When the Washington Mystics traded former All-Star Crystal Langhorne to the Seattle Storm on the night of the 2014 WNBA Draft, the general sentiment among fans on Twitter and elsewhere around the web was that the Storm had gotten a steal.

Thus far the deal has been anything but a "steal" for a Storm team that arrived in D.C. today without a win. Yet Langhorne still left an impression on D.C. fans in Seattle's 73-65 win over Washington tonight.

Langhorne had a game-high 14 rebounds - including a game-high 4 (of the team's 5) offensive rebounds - to help Seattle control the paint in a game that featured plenty of missed shots from both teams. However, what really carried the Storm to victory was their perimeter shooting, which is fitting given the narrative surrounding the Langhorne trade.
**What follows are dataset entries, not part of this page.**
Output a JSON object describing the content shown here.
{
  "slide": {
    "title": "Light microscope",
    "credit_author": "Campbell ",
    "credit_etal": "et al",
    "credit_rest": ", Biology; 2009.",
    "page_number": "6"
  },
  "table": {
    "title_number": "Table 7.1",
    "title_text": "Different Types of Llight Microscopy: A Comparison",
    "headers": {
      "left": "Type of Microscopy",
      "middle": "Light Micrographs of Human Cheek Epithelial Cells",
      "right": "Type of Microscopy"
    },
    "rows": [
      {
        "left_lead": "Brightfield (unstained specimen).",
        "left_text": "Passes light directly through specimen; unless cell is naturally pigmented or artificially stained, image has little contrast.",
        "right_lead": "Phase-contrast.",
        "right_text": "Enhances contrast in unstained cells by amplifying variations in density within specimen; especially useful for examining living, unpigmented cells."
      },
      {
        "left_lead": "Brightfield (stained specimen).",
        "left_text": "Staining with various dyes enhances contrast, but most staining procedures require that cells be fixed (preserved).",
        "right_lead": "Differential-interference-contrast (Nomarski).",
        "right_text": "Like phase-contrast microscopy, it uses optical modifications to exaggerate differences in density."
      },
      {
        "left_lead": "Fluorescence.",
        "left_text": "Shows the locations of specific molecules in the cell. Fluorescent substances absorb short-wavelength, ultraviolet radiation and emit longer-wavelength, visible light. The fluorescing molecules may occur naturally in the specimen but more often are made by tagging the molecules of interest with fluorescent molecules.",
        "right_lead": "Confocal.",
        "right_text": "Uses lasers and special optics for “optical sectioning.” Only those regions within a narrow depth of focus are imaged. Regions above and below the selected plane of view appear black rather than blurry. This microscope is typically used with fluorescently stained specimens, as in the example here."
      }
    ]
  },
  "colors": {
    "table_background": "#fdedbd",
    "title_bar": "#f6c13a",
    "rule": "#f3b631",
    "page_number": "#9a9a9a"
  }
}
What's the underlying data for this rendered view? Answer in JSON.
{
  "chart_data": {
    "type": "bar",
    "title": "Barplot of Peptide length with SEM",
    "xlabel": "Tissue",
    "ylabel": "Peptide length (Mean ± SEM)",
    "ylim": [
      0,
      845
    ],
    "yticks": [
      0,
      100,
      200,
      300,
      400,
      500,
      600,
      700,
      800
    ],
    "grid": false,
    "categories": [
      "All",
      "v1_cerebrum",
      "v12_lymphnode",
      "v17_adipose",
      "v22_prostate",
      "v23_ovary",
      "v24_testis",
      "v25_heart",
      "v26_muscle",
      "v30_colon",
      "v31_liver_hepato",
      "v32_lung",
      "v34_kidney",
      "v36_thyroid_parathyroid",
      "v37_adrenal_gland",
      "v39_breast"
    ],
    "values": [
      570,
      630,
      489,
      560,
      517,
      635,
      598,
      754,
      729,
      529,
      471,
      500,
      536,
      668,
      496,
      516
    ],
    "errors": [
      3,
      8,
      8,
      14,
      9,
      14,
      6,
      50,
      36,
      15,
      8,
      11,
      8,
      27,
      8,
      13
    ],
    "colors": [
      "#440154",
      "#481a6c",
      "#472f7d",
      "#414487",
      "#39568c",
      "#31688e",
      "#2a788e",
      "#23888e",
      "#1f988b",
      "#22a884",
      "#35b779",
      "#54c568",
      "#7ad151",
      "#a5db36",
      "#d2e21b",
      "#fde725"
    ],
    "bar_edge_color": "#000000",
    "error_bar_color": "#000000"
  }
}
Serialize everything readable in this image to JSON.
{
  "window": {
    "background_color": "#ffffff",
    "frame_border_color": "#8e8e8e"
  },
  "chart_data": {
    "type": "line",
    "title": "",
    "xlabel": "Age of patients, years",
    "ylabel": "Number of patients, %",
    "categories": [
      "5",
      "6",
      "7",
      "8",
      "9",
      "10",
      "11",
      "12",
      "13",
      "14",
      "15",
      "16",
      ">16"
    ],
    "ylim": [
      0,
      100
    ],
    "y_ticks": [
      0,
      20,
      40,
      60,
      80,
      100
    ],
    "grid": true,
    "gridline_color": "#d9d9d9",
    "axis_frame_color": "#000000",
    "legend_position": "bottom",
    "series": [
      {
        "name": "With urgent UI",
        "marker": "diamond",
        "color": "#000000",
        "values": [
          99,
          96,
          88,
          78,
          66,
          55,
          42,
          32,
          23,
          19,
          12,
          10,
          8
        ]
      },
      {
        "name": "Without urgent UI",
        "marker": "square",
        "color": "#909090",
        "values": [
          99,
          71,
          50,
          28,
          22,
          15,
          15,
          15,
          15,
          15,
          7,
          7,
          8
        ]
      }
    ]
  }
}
What made the Langhorne trade so appealing from a Storm perspective was that they have the shooters to put around Langhorne; those shooters took on a prominent role during the third quarter of tonight's game when Seattle shot 72.7% from the field and 60% from beyond the arc. A 12-2 Storm run over two minutes in the middle of the third quarter - which included two threes from Shekinna Stricklen and another from Alysha Clark - gave the Storm a 10-point cushion that proved enough to earn a win in a game where neither team shot over 40% in the first half.

Although that perimeter shooting is what shows up in the box score, Langhorne's offensive contribution might be more difficult to discern.

Despite a dominant rebounding performance on a night that Washington shot just 36.9% from the field, Langhorne had just six points and no free throw attempts. Nevertheless, what might explain her +11 plus/minus - second-highest of the game behind Stricklen, who got the bulk of her minutes in the third quarter - is that she drew double teams from her former teammates that created space for Seattle's perimeter shots and drives. In a game where Seattle shot 5-for-10 from beyond the arc in the second half with Sue Bird scoring 10 of her game-high 16 points along with a game-high 5 assists, Langhorne's post scoring presence wasn't needed.

For the Mystics, second-year forward Emma Meesseman scored 10 of her game-high 12 points in the first half, showing off her shooting touch from both the mid-range and in the paint. Unfortunately, when Meesseman went just 1-for-3 in the second half, the Mystics didn't have anyone else to pick up the slack as they shot just 35.3% in the second half. Meesseman and rookie center Stefanie Dolson had a team-high five rebounds apiece.

The Mystics came into this game with a built-in excuse as they were playing the second game of a back-to-back, but as they struggled to knock down shots the game pretty much illustrated where they have been in recent years with or without Langhorne: they don't have that established go-to star who can carry them on off nights against a winless team and, absent that, are probably doing the right thing by finally focusing on internal development.